Au premier semestre 2026, l’appui du CNF a contribué à renforcer les interventions communautaires de nutrition : plus de 16 000 enfants de moins de cinq ans ont été dépistés, 2 315 enfants présentant une malnutrition aiguë ont été orientés vers les centres de santé, et 46 198 femmes enceintes ou allaitantes ont bénéficié de conseils sur l’alimentation du nourrisson et du jeune enfant. Dans 169 villages, 1 236 GASPA ont soutenu l’apprentissage et l’adoption de pratiques optimales de nutrition.

Étienne Traoré, agent de santé à base communautaire, fait partie des acteurs formés pour accompagner les mères à travers des visites à domicile et des séances de communication.

« Auparavant, certains enfants vivaient dans un environnement qui les exposait davantage aux diarrhées et à d’autres maladies. Grâce aux sensibilisations, les mères adoptent de meilleures pratiques d’hygiène. Je leur rends régulièrement visite pour m’assurer qu’elles utilisent correctement le MUAC et qu’elles suivent la croissance de leur enfant », explique-t-il.

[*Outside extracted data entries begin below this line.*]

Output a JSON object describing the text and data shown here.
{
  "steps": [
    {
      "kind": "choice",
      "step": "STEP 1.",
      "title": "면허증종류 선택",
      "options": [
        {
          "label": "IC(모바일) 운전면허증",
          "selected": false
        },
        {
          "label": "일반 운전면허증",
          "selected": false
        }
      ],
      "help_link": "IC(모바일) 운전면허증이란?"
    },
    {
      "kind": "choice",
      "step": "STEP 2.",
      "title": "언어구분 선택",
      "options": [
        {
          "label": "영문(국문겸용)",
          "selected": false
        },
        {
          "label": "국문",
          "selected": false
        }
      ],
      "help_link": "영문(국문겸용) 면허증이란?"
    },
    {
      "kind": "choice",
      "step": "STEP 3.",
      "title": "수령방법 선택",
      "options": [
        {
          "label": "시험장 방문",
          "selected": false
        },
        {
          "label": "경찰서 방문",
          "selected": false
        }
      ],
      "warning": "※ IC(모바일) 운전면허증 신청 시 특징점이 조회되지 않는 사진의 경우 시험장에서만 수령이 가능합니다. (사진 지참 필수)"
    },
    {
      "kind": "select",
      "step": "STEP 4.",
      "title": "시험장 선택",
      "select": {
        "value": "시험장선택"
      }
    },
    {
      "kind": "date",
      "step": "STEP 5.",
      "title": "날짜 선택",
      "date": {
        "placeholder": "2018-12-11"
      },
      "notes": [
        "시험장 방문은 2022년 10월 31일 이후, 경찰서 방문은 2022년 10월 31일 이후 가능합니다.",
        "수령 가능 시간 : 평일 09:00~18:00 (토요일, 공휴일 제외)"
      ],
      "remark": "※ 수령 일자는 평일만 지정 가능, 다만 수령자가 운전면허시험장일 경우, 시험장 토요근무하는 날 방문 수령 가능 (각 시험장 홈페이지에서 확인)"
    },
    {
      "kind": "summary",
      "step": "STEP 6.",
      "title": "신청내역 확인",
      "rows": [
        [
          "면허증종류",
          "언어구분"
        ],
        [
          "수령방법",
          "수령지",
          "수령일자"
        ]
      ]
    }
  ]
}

Aujourd’hui, Djamila ne garde pas ces connaissances pour elle. Elle montre à d’autres mères comment utiliser le MUAC, partage les conseils reçus au cours des GASPA et les encourage à se rapprocher rapidement d’un agent de santé lorsque la mesure du MUAC est jaune ou rouge.

« Aujourd’hui, je sais comment surveiller la santé de mon enfant. Je peux aussi montrer à d’autres mamans ce que j’ai appris afin qu’elles protègent leurs propres enfants », confie Djamila.

Dans une région marquée par les déplacements de population, l’insécurité et un accès parfois difficile aux services essentiels, conseiller sur les pratiques optimales d’alimentation du nourrisson et du jeune enfant et rapprocher le dépistage de la malnutrition aigüe des familles peut faire une différence décisive. Grâce au soutien du CNF, des mères comme Djamila disposent désormais des connaissances et des outils nécessaires pour détecter plus tôt la malnutrition, demander rapidement des soins et donner à leurs enfants de meilleures chances de grandir en bonne santé.